Из любимых фотографий
Театралы шутят: и только Чехов знал, откуда вылетит птичка. Или – все играют, один Антон Палыч привычно-естественный.
На самом деле, в те времена могли быть только постановочные фото. То есть, надо замереть в кадре секунд на десять. Чтобы потомки получили шанс увидеть не размазанное изображение и оцифровать его (как эту фотокарточку уже в наш век).
Я же думаю совершенно не об этом. А о том, что на постановочном или естественном фото, доктор Чехов будет органически чужд. Не театру. А театральной среде.
Сейчас модно публично осуждать известных личностей с их музами. Мол, ничто человеческое – а иногда и ничего человеческого.

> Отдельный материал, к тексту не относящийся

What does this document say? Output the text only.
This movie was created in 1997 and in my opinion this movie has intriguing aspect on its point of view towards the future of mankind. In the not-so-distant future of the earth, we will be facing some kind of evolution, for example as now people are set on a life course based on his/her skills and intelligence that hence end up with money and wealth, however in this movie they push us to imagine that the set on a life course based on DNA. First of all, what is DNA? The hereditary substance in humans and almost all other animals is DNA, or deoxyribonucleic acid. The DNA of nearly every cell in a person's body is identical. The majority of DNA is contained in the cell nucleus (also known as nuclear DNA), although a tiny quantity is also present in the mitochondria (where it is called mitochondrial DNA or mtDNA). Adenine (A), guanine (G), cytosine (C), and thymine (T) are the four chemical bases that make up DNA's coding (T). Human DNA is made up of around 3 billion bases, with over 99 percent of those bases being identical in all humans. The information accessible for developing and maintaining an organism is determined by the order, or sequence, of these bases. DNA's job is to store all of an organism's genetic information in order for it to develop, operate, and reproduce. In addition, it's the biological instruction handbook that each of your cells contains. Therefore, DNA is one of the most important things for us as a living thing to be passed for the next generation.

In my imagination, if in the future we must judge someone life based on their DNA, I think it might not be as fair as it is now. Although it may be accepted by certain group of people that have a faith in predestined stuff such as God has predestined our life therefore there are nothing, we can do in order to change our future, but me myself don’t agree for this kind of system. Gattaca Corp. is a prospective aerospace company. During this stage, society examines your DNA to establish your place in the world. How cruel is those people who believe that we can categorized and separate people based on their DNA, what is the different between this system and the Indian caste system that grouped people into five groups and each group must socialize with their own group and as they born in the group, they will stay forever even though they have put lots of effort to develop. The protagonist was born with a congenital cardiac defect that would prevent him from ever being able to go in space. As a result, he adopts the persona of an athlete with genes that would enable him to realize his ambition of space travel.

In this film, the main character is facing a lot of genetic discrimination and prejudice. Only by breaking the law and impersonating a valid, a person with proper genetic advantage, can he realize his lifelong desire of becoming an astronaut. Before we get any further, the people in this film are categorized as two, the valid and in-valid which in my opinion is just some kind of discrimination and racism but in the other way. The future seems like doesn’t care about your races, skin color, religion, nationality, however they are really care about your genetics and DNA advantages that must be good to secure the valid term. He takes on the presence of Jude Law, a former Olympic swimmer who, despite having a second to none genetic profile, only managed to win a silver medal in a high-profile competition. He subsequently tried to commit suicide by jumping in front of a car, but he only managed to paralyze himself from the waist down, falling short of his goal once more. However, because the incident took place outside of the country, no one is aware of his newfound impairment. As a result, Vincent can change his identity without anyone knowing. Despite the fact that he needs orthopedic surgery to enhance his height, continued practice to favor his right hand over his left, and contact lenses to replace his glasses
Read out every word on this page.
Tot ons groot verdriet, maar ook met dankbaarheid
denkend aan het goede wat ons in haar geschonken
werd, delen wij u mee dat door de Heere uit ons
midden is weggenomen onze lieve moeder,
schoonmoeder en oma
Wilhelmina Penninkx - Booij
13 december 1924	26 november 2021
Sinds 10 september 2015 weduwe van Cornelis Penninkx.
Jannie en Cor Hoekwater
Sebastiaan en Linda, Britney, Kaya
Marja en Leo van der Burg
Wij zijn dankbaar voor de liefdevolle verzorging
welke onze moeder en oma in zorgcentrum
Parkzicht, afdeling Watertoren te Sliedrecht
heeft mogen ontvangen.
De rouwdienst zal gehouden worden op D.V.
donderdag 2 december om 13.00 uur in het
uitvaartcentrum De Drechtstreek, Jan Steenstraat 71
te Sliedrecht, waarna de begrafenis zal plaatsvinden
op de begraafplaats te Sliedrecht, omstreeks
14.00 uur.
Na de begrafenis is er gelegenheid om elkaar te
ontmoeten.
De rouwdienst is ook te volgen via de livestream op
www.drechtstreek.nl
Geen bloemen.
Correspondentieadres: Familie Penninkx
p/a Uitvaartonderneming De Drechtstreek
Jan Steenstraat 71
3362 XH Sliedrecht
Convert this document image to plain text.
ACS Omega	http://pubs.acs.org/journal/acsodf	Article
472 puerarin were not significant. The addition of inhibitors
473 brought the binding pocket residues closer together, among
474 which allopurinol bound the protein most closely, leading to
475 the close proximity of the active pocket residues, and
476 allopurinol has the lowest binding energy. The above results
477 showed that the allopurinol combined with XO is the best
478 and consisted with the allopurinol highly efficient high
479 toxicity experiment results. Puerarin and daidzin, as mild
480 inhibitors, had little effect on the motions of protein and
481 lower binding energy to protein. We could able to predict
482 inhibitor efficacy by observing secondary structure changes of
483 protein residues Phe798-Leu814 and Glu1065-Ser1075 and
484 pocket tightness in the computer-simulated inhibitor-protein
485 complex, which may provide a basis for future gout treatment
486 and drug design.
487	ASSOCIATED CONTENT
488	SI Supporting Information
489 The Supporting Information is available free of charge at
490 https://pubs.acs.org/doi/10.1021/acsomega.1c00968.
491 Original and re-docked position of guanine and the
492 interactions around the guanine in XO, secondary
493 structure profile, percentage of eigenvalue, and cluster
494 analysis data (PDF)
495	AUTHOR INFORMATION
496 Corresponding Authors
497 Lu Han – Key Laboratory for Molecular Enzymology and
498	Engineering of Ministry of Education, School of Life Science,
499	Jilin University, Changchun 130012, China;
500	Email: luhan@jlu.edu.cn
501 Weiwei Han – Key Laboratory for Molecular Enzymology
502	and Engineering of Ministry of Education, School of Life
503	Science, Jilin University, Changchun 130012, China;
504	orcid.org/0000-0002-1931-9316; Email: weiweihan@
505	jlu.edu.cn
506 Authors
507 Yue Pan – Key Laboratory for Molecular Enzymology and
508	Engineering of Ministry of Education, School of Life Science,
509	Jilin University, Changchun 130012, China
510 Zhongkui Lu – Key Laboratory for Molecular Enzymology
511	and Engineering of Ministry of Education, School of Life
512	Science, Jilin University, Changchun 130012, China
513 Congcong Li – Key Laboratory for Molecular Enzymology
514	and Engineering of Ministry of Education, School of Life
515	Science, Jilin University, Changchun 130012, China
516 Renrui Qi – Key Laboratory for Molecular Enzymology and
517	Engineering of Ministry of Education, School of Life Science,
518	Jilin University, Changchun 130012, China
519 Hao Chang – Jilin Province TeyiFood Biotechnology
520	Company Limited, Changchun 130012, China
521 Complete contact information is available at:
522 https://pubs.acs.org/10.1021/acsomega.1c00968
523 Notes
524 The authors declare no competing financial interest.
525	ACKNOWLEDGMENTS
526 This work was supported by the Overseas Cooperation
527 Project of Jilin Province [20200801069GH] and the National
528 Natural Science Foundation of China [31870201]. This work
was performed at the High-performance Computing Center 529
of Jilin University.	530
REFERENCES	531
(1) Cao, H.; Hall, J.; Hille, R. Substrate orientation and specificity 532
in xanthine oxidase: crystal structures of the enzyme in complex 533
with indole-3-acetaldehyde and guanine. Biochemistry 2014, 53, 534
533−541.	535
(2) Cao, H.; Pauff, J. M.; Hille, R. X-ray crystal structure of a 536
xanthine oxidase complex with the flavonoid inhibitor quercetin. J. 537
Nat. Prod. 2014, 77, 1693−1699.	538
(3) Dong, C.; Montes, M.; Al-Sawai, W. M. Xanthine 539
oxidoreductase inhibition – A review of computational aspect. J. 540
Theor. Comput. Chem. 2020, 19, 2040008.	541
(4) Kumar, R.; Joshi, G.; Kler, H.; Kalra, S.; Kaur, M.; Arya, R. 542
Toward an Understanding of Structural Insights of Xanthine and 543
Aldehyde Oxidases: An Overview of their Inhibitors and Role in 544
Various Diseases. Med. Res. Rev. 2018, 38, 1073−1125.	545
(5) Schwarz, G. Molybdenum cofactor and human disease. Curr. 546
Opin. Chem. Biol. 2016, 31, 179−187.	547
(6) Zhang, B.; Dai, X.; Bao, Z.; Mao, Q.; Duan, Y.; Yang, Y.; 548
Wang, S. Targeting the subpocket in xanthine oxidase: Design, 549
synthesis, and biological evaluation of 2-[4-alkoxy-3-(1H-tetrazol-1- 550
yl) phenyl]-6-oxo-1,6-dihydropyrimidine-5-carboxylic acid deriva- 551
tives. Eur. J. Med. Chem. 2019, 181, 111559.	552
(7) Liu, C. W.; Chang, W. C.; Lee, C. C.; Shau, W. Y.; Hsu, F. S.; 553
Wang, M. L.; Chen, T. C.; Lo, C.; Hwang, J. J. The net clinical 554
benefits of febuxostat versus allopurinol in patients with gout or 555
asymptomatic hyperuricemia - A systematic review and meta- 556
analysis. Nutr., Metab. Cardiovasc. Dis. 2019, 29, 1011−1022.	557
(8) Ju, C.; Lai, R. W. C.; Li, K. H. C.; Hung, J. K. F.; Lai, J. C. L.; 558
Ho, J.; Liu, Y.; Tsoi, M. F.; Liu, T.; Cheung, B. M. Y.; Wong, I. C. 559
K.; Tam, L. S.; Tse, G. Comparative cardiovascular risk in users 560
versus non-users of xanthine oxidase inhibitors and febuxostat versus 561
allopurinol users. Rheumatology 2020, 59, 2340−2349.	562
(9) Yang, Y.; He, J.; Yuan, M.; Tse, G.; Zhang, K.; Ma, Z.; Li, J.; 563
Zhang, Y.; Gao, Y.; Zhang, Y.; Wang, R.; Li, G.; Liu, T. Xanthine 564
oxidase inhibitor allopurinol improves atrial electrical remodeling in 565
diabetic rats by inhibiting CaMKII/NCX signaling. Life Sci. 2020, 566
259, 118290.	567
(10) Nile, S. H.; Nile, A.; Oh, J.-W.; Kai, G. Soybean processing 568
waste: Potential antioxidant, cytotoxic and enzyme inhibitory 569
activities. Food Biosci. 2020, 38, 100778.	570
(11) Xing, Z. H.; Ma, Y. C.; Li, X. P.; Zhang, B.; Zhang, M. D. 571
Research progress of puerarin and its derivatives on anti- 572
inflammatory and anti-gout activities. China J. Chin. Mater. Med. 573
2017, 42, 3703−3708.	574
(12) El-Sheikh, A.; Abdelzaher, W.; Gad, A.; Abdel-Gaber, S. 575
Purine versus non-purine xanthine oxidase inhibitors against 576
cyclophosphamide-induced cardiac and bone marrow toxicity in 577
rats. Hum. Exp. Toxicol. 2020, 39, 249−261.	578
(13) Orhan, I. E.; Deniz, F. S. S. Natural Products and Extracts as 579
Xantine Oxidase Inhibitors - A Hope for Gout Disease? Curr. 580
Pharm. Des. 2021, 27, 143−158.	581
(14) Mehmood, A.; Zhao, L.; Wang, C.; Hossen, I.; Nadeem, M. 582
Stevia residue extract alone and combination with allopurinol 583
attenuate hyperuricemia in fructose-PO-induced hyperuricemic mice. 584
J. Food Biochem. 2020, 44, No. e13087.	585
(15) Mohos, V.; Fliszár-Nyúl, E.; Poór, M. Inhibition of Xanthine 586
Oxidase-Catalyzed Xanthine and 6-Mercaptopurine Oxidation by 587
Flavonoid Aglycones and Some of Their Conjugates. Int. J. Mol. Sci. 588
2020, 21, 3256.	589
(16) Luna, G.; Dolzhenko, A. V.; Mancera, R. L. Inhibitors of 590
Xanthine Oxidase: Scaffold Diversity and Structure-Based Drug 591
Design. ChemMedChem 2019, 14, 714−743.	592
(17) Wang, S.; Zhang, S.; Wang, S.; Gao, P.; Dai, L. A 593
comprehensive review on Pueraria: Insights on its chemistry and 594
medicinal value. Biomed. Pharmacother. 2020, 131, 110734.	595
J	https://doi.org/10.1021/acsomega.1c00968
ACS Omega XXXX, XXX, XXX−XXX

Вот Ольга Книппер-Чехова. Изменяла мужу (минимум трижды), часто жила порознь, а после его ранней, по нынешним меркам, смерти спокойно доживала свой век на деньги от изданий и постановок.
В законах больших чисел, это совершенно естественная линия поведения в той самой театральной среде. Даже с поправкой на более пуританские нравы. Такова же и Кувшинникова (Попрыгунья), которую Чехов вчистую проиграл художнику Исааку Левитану. Любая проза – не конкурент театру и живописи, если первейший запрос в человеке – сделайте мне красиво, эффектно и быстро. То самое клиповое мышление возникло отнюдь не с появлением соцсетей, они лишь создали наилучшие форму и антураж.
Антон Павлович ощущал эту насмешку самой Истории: здесь и сейчас, сиюминутно, он проиграет любому обаятельному актёру, которому, как в случае с «Чайкой», сам же напишет пьесу. Пройдут полтора столетия и больше, того же Артёма (Артёмова) вспомнят лишь искушённые театралы, а Чехова будут переосмысливать каждую новую постановку. Что ничего не меняло в том его настоящем: пишущий врач не без способностей, но не Шаляпин и не Левитан, подлинные звёзды того шоу-бизнеса.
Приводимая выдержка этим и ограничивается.